A Reddit post in r/compsci poses a question that has been floating around tech circles for months: when will the “AI fad” die out?
The discussion, posted July 3, 2024, drew heavy engagement—hundreds of votes and an enormous comment thread—suggesting the question isn’t just a throwaway complaint about buzzwords. It’s a sign that people are trying to separate what’s real from what’s marketing.
At the heart of the thread is the idea that not all “AI hype” is the same. The post frames interest in AI as coming in different waves, some fleeting and some longer-lasting.
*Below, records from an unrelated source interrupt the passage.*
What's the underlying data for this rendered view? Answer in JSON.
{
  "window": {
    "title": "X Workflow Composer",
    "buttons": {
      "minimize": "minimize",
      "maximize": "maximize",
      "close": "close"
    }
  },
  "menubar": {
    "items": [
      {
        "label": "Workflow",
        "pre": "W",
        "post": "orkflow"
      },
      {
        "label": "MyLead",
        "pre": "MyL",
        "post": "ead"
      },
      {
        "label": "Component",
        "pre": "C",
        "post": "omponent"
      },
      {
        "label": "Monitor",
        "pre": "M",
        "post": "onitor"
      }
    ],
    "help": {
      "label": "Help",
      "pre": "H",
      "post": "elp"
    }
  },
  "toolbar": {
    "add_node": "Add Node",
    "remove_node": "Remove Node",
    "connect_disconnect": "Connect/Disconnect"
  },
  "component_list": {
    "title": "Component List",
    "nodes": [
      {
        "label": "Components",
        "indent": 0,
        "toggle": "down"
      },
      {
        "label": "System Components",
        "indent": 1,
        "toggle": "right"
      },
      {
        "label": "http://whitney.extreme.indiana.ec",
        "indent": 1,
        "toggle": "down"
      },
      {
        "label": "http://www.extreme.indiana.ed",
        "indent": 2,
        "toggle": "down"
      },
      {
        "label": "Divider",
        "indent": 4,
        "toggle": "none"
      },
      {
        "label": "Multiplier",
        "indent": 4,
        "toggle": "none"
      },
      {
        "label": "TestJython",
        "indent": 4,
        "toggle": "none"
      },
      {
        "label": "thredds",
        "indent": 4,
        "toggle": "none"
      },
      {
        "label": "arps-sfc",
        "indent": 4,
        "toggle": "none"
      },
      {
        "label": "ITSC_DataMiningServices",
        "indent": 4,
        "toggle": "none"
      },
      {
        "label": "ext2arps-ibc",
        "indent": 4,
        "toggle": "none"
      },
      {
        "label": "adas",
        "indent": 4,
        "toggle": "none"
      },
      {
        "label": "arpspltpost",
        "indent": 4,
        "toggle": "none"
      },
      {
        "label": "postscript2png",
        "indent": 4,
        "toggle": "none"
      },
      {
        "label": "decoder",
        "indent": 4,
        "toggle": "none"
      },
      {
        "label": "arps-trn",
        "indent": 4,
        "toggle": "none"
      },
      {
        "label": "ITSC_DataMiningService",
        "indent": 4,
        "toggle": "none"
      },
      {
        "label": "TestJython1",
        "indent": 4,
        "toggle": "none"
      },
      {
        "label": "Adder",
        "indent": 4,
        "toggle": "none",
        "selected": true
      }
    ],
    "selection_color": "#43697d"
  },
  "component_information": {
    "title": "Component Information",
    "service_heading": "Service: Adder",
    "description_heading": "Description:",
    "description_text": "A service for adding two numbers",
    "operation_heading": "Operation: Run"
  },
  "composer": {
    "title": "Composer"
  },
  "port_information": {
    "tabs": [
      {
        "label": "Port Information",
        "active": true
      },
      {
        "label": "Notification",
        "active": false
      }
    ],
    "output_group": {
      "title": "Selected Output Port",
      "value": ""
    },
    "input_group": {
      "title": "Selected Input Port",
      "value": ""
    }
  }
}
In that framing, certain kinds of attention burn off quickly—think of short-lived bursts of interest tied to novelty—while other forms of hype can linger for days or longer.
But the most durable kind, as the post suggests, isn’t powered by curiosity at all. It lasts as long as companies keep advertising and promoting their AI angle.
That’s what makes the question tricky. If “fad” means temporary fascination, then AI attention could cool as the novelty wears off. If “fad” means the constant presence of AI in product messaging, then the timeline depends less on technology and more on incentives: the business value of continuing to sell “AI” as a feature, a strategy, or a brand.
In other words, the thread hints that the end of the AI fad—if it comes—may not arrive with a dramatic collapse. It may simply taper off when the label stops working as a marketing accelerant, even if the underlying tools remain part of everyday computing.